Угасание

В половине пятого вечера глаза начали закрываться. Будет дождь, подумала Варя, отложила книжку и попробовала заснуть. Не получилось. Дождя всё не было, глаза всё тяжелели, в темноте, под веками, роились огненные мушки, и было лениво их прогонять. Часам к семи Варя поняла, что погода обманула, и через силу поднялась с кровати. Звонкими молоточками застучало в висках: несостоявшаяся гроза скопилась в черепной коробке, свинцовой тучей затянула мозг. Давление.
В сорок лет Варя Огородникова начала превращаться в свою маму. Маме было семьдесят, она редко выходила из дома, часто звонила ей и просила сходить в магазин. Варя долго отнекивалась, но потом собиралась и шла пешком на другой конец улицы, где в старой хрущёвской квартире жила равнодушная капризная женщина.
Мама стала гипертоником в сорок четыре. Варвара – в августе этого года, за три месяца до дня рождения и спустя месяц после того, как рассталась с Борей. Женатый Боря выбрал не её, а свою семью, разрушенную ею. Он пытался склеить то, что осталось от брака и открыто ненавидел Варю, которая пришлёпала как-то по адресу и «мягко» поговорила с его женой.

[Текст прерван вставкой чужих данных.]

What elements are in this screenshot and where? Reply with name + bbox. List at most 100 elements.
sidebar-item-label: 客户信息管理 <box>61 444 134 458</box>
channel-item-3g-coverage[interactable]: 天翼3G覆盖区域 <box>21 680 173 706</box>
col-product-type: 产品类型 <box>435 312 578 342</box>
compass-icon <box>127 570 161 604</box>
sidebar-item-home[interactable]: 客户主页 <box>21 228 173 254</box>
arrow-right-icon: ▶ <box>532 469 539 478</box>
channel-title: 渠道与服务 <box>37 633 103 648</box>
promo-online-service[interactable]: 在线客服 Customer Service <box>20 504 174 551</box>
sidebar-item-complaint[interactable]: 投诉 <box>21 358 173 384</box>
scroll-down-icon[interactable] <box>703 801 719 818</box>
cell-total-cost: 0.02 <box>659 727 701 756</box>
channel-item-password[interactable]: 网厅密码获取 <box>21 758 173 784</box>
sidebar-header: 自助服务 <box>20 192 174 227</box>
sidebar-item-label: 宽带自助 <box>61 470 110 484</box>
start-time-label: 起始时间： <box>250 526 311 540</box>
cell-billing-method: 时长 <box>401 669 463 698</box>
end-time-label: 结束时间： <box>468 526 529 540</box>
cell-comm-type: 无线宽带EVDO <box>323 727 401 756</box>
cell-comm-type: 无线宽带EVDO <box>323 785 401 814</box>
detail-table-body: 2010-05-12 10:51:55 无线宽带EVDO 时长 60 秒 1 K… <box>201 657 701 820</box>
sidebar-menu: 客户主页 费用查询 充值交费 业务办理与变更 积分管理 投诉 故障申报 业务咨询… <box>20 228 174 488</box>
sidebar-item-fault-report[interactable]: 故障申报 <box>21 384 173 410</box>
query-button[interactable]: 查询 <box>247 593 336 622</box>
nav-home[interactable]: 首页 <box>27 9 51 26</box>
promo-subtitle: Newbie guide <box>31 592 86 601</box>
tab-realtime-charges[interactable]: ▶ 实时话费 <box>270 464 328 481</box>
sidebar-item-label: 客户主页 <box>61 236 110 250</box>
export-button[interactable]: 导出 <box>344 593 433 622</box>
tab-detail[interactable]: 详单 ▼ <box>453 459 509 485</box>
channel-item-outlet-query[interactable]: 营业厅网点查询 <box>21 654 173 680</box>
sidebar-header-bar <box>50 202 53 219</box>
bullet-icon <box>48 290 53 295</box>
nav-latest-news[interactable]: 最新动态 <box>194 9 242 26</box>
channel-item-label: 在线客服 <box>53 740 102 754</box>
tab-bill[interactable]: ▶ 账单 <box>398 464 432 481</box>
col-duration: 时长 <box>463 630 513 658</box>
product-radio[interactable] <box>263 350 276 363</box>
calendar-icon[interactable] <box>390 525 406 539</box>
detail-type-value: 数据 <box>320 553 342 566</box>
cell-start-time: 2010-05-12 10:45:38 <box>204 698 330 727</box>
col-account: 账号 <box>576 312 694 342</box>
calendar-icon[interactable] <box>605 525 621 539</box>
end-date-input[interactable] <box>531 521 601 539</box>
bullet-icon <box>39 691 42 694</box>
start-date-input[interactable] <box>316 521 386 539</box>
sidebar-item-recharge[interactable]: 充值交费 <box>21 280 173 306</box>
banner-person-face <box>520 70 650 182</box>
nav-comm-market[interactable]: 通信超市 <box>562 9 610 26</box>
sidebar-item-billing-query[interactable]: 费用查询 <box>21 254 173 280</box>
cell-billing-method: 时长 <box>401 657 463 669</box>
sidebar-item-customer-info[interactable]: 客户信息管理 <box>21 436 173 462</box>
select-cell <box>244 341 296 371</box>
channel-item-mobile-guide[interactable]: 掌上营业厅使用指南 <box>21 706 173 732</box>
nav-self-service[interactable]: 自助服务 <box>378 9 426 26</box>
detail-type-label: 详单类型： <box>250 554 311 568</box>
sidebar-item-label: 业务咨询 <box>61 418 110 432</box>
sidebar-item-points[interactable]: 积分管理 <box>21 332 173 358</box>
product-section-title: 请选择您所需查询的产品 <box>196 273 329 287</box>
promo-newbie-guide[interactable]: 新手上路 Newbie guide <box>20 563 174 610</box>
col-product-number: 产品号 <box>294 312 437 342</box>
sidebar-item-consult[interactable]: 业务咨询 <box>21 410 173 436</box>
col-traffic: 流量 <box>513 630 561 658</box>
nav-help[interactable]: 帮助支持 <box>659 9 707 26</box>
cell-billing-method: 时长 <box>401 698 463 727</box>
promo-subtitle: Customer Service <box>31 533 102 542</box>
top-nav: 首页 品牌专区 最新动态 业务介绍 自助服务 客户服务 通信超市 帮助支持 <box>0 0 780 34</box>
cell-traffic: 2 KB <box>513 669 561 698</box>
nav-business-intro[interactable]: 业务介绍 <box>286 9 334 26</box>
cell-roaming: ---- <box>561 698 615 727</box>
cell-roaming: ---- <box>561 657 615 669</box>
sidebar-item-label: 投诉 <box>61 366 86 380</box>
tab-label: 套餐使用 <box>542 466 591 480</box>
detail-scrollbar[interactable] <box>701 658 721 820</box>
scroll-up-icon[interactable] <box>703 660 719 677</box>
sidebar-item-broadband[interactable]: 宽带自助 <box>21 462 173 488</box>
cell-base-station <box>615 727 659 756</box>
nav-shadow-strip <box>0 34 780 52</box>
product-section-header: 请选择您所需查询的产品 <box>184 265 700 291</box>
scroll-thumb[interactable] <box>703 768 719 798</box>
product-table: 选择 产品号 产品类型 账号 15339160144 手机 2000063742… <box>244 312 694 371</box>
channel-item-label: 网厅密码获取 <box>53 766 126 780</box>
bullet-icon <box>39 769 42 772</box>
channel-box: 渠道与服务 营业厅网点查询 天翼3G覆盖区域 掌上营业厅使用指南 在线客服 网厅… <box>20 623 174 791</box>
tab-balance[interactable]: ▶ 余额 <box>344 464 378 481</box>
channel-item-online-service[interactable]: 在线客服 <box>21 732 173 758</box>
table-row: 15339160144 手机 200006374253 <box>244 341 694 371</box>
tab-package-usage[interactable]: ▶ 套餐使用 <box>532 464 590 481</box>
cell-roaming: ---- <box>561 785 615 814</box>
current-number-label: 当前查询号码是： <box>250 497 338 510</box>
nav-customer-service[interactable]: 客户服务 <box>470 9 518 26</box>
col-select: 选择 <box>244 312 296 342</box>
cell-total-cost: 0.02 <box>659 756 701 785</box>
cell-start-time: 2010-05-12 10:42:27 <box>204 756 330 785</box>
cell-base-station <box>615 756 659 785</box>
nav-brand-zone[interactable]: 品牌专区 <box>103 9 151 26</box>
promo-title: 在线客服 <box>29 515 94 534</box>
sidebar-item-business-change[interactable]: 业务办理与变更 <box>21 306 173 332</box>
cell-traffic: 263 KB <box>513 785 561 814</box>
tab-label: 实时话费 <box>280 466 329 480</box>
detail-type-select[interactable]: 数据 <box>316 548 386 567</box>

После разборок с бывшим любовником Варя начала глотать анальгин, пытаясь избавиться от головной боли. Наверное, требовались какие-то другие таблетки, но Варя врачей не любила и лечилась сама. Брала на работе день-два за свой счёт и часами лежала, не вставая. Не обременённая семьёй, Варя работала неохотно и без интереса. Денег на жизнь хватало только-только, но зачем ей больше, если есть на что поесть? В крайнем случае, займёт у мамы.
За окном потемнело. Варя отодвинула тюль, с удивлением посмотрела наверх: неужели дождь пойдёт? Её «барометр» исправен? Белые облака окрашивались в серый цвет быстро-быстро, будто кто-то поливал их краской. Когда небо прохудится, боль из головы уйдёт, давление отступит. Варя ждала этого момента и не сводила глаз с надутых туч.
Незаметно подступила ночь. День прошёл и нет его. Только боль от него и осталась. Завтра на работу, на склад. Варя работала кладовщицей. Как без неё справлялись во время частого отсутствия, её не волновало. Лицо материально-ответственное, Варвара Огородникова была сама безответственность. Ей многое было по фигу, или «без разницы», как она любила говорить. Даже то, что у мамы таблеток оставалось на день, а она без них – никак. Ну, на день, и на день.
– До вечера на завтра хватит? – спрашивала без участия.
– Мне надо рублей на пятьсот набрать, – бойко отвечала мама.
– Так тебе только анаприлин или весь список? – появлялось раздражение.
– А как быть?! Мне только пластиночка на завтра!
– Я спрашиваю, всё остальное может подождать? Анаприлин я принесу.
– Когда придёшь? Сегодня вечером?
– Ну всё, пока. До завтра.
Мама двадцать лет жила одна. Вот как отец Варварин умер, так и куковала в двухкомнатной. А Варя – в собственной одно- уже лет десять. И ни она к матери, ни мать к ней переезжать не собиралась. Каждая привыкла к одиночеству и воле. Хочешь, телевизор смотри ночью, хочешь – спи весь день. Готовить не обязательно, можно и колбаской пробавляться, постирушки устраивать раз в месяц, а посуду копить гору. Правда, посуда в раковине лежала у Варвары, мать любила чистоту.